What young children eat influences how well they remember, according to a study from the University of Illinois. Researchers investigated the relationship between performance on direct and indirect memory tasks and intake of various dietary components, including saturated fats, omega-3 fats, and refined sugar, in 52 children between the ages of 7- and 9-years-old. Results showed that saturated fat intake was associated with poor memory on both tests, while children who consumed the most omega-3s showed significantly higher memory performance. Eye movement measures of relational memory was inversely linked to sugar intake. That is, as sugar intake increased, memory decreased.

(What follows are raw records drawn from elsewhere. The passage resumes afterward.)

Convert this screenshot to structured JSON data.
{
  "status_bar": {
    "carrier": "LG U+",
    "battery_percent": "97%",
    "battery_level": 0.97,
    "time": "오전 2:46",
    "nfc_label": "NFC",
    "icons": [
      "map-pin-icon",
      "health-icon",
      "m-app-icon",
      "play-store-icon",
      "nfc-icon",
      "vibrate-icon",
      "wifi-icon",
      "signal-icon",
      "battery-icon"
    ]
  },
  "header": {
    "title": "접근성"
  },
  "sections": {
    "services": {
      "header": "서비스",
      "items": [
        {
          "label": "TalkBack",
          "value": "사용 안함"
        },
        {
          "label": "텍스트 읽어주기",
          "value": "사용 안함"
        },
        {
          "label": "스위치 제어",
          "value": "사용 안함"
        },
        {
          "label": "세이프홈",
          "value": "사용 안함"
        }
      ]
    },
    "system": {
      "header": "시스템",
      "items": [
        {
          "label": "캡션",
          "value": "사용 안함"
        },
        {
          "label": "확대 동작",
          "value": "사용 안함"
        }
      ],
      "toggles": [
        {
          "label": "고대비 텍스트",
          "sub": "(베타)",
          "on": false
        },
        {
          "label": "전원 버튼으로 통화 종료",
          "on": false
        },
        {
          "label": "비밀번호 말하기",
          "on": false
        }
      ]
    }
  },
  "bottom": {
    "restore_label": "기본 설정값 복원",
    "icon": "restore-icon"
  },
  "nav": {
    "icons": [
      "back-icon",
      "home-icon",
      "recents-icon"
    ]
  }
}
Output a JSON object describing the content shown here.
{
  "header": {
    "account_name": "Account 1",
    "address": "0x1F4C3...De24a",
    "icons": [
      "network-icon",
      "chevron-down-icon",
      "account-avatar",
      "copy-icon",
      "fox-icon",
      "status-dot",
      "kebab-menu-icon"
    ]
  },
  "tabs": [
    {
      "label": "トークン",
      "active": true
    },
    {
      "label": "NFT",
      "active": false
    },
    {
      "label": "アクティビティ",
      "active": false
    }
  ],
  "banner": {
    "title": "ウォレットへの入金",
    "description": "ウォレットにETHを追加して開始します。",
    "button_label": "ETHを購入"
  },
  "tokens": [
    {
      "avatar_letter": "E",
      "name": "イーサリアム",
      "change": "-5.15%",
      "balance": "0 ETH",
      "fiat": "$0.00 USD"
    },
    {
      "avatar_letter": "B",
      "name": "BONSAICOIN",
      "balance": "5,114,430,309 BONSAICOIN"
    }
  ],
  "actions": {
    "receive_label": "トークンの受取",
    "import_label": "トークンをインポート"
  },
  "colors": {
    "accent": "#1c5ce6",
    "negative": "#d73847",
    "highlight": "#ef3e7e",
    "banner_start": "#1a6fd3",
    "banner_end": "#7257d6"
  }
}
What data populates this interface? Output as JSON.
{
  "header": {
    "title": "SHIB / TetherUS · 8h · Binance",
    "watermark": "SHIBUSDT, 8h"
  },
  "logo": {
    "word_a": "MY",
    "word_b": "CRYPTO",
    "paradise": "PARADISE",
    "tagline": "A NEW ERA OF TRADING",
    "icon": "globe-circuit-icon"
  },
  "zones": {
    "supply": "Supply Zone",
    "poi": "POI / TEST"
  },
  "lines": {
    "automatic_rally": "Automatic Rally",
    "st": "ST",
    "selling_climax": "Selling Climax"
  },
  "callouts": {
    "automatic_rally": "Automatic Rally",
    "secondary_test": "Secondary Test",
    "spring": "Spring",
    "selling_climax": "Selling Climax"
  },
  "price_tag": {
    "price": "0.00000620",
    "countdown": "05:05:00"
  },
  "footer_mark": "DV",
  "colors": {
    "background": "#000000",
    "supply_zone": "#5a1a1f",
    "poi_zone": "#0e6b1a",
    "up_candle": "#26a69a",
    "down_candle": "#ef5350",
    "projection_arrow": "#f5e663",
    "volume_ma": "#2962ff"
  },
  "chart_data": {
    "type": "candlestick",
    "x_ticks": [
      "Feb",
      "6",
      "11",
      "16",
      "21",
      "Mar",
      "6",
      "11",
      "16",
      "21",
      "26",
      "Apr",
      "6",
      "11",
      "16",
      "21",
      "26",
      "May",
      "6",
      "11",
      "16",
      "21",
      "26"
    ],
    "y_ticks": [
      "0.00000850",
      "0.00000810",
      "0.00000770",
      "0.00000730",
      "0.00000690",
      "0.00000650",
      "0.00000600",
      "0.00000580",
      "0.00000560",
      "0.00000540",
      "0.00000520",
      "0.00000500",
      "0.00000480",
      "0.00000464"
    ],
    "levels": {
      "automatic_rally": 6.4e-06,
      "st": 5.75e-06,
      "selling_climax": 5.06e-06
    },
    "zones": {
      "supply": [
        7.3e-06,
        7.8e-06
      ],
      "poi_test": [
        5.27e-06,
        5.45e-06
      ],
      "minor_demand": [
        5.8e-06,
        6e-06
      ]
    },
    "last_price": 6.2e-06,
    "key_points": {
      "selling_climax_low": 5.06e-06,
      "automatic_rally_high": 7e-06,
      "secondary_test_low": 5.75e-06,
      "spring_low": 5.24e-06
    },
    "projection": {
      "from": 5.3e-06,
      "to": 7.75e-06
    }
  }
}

In Perspective: Previous studies on animals and seniors have shown a direct link between diet and hippocampal function, the area of the brain associated with memory. This area has amazing plasticity as a result of lifestyle habits. It increases in both cell number and region size in response to daily exercise (especially vigorous activity), diet, social interaction, and brain challenges such as learning a new language. This study shows that children also are influenced by one of those factors: diet. Yet another reason to avoid the drive-through and focus on healthy foods, such as omega-3-rich salmon!
Baym C, Khan N, Monti J, et al: Dietary lipids are differentially associated with hippocampal-dependent relational memory in prepubescent children, American Journal of Clinical Nutrition 2014;99:1026-1032.